История человеческих верований, к счастью, оказалась неподвластной развитию религий, материализованных как в личностях святых, которые несли свой крест, так и в именах отцов церкви, считавших страдание проявлением божественного начала в человеке и посему с легкостью отправлявших на костры и в темницы всех тех, кто мыслил инако, кто хотел считать мир своей собственностью, а знание той счастливой отличительной особенностью, которая позволила человеку приручить коня и добыть огонь.
Наивно утверждать абсолютный примат добра или зла, существующих на земле, считал Штирлиц. Развитие — это постоянная борьба двух этих начал, будь то старое или новое, доброе или злое, умное или глупое: дурак не поумнеет, старик не сделается юношей, а кроткий ангел не превратится в палача.
Видимо, лишь точное определение человеком своего истинного места в этом постоянном противоборстве может — в конечном итоге — объяснить и оправдать смысл его существования.
Если отказаться от заманчивой, успокоительной и расслабляющей гипотезы, позволяющей считать прогресс запрограммированной системой взаимодействия случайностей, и остановиться на том, что развитие — есть форма борьбы противоположностей, тогда поступки человека, направленные на защиту идей, служению которым он себя посвятил, обретают совершенно иной смысл и даже частный проигрыш так или иначе обернется конечным выигрышем, поскольку суммарное значение поступков добра рано или поздно обретет смысл качественного абсолюта в извечном сражении с поступками зла.
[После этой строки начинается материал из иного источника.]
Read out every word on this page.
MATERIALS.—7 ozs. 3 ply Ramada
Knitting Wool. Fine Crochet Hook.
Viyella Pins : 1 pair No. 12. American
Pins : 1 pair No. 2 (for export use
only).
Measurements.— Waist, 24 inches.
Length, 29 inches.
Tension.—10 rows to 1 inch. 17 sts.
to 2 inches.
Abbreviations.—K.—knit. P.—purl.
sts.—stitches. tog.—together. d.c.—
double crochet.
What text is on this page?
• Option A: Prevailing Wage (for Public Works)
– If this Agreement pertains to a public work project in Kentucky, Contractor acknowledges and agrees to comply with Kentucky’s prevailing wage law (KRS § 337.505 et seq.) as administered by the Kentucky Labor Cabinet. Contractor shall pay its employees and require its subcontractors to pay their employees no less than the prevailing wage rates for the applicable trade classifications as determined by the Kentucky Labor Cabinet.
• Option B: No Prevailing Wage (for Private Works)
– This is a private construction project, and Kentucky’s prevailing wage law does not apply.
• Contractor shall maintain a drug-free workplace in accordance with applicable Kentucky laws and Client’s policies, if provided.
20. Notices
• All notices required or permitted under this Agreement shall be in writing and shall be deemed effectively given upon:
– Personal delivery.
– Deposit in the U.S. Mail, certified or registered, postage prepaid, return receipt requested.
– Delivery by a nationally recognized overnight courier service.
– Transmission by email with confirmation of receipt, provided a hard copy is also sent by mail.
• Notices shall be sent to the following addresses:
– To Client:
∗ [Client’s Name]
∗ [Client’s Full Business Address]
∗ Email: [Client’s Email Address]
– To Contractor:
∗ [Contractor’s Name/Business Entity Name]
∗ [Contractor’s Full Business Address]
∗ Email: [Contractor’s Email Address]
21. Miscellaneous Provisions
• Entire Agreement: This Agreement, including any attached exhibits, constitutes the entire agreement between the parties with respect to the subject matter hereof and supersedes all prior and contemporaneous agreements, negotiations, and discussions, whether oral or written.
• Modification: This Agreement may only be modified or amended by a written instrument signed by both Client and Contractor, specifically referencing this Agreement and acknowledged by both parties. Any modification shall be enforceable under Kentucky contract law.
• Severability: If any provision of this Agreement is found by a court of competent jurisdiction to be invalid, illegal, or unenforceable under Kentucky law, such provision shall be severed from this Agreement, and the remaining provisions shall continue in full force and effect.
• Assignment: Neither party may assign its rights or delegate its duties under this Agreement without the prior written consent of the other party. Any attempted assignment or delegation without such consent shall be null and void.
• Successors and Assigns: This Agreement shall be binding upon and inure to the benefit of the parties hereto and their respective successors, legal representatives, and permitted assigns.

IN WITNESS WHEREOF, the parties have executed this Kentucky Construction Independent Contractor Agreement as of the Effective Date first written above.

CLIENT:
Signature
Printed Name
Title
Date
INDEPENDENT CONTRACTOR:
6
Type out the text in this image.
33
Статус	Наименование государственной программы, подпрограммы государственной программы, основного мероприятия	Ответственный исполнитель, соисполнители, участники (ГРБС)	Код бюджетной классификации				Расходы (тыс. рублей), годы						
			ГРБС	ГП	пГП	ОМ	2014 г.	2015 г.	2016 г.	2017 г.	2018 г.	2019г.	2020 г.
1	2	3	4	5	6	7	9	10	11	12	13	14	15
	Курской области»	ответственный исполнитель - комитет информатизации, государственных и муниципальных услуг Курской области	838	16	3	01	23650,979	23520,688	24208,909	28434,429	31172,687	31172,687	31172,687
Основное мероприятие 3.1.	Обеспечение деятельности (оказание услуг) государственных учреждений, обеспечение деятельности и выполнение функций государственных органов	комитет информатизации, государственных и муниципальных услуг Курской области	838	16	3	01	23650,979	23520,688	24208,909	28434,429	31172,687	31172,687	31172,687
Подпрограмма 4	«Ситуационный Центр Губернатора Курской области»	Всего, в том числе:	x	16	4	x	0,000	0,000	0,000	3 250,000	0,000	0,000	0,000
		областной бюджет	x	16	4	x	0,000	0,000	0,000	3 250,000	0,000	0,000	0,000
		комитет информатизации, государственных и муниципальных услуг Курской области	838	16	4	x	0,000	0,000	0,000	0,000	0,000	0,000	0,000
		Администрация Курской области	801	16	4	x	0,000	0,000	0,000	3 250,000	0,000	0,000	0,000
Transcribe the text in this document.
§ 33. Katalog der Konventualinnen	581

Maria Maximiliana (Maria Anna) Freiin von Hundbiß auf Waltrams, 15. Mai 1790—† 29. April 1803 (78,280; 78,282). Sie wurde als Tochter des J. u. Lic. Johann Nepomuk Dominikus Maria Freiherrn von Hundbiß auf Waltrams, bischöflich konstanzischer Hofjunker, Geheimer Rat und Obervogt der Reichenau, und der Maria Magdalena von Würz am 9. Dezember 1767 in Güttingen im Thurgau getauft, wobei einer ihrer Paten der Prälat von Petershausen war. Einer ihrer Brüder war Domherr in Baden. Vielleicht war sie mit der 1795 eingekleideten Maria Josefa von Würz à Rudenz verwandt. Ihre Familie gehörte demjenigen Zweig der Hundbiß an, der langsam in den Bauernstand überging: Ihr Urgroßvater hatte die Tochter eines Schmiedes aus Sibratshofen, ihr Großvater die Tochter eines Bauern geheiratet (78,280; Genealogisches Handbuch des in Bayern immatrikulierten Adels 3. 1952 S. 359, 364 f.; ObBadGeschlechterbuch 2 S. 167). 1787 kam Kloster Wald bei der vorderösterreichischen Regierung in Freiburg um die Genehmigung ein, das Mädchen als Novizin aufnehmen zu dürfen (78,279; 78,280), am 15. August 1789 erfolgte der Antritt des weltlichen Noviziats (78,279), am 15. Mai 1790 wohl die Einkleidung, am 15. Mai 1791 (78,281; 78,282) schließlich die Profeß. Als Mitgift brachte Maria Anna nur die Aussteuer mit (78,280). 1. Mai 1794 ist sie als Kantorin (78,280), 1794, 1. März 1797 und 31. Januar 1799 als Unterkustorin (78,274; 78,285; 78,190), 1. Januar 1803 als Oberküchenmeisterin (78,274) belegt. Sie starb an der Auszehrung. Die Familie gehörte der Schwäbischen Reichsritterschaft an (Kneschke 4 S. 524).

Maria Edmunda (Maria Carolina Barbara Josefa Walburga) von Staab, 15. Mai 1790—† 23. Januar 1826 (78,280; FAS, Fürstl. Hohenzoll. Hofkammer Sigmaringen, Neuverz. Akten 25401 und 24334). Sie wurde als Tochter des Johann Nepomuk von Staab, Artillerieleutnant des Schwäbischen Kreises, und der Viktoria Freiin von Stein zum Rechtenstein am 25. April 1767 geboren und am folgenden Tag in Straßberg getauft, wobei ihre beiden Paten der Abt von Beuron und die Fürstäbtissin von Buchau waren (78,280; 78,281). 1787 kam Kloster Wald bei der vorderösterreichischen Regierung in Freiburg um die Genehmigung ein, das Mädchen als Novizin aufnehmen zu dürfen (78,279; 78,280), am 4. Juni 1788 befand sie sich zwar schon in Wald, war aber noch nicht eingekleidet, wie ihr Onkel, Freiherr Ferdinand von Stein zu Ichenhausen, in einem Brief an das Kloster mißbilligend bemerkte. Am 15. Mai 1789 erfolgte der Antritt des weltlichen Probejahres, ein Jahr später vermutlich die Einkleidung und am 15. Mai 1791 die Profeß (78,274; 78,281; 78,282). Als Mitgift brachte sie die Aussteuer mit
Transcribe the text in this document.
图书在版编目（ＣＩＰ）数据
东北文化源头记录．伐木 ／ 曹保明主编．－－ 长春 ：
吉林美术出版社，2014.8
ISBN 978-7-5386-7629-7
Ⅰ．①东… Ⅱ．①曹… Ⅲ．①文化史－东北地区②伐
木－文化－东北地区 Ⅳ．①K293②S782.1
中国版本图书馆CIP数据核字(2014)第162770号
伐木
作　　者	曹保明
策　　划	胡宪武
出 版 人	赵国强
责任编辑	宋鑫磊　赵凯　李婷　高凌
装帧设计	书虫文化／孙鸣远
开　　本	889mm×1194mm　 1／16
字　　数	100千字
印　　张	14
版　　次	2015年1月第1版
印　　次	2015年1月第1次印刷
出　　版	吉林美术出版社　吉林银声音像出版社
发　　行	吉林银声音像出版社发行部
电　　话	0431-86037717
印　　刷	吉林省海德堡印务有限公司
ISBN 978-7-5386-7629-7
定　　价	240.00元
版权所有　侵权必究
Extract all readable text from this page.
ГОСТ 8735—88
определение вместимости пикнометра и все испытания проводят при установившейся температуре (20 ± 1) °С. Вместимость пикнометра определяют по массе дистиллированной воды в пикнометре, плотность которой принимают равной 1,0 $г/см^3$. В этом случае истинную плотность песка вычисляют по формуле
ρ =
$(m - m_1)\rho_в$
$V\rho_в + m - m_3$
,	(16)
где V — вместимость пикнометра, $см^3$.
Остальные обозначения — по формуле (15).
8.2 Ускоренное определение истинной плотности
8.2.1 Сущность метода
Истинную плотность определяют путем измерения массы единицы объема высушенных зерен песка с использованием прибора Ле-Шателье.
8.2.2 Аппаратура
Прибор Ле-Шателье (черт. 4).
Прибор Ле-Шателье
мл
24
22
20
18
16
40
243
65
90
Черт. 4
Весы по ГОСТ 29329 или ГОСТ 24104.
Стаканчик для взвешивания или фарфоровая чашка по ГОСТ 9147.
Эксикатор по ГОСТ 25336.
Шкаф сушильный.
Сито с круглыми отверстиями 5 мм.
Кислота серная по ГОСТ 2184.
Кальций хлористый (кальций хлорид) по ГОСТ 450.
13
Выбирая свой путь, Штирлиц — тогда и не Штирлиц вовсе, и не Исаев, и не Юстас, а Всеволод Владимиров — определил своим главным врагом венценосную дикость и жандармское варварство. Он не закрывал глаза на то негативное, с чем столкнулся, отдав себя делу революции. Он холодел от гнева, когда узнавал, что красногвардейцы спалили библиотеку или вырезали на портянки холсты из рамы (а это был Серов). Но он допрашивал тихих, аккуратно отвечавших прокуроров и шумливых, истеричных, готовых на все финансистов, он вслушивался в их разумные слова о жестокостях, которые чинят сейчас красные, и готов был во многом согласиться с доводами арестованных. Но он вспоминал подобных им, он помнил их слова и деяния пять, восемь, десять, сорок лет тому назад, когда они выводили на улицы погромщиков из союза Михаила Архангела, когда они — или с их открытого согласия, что в общем-то одно и то же — «во имя отца и сына» вкупе со святым духом гноили в равелинах Чернышевского, вешали Перовскую и Кибальчича, ссылали на каторгу Фрунзе, расстреливали лейтенанта Шмидта, убивали Баумана, травили Толстого, держали в камере Горького, глумились над Засулич, лгали народу, уверяя, что в его горестях и тяготах виноваты лишь «социалисты, студенты и жиды», когда они штыками охраняли ценз общественного неравенства, опасаясь потерять хоть самую малость из того, что принадлежало им, когда они спокойно мирились с вопиющими несправедливостями, потому что эти несправедливости не затрагивали их самих и членов их клана. Тогда Всеволод Владимиров находил объяснение яростному гневу мужика и, не собираясь амнистировать жестокость, ощущал вину нынешних его врагов куда как более страшной, а потому и не было в нем изнуряющего постоянного двузначия, когда человек днем служит делу, а ночью подвергает правоту этой своей службы мучительному сомнению.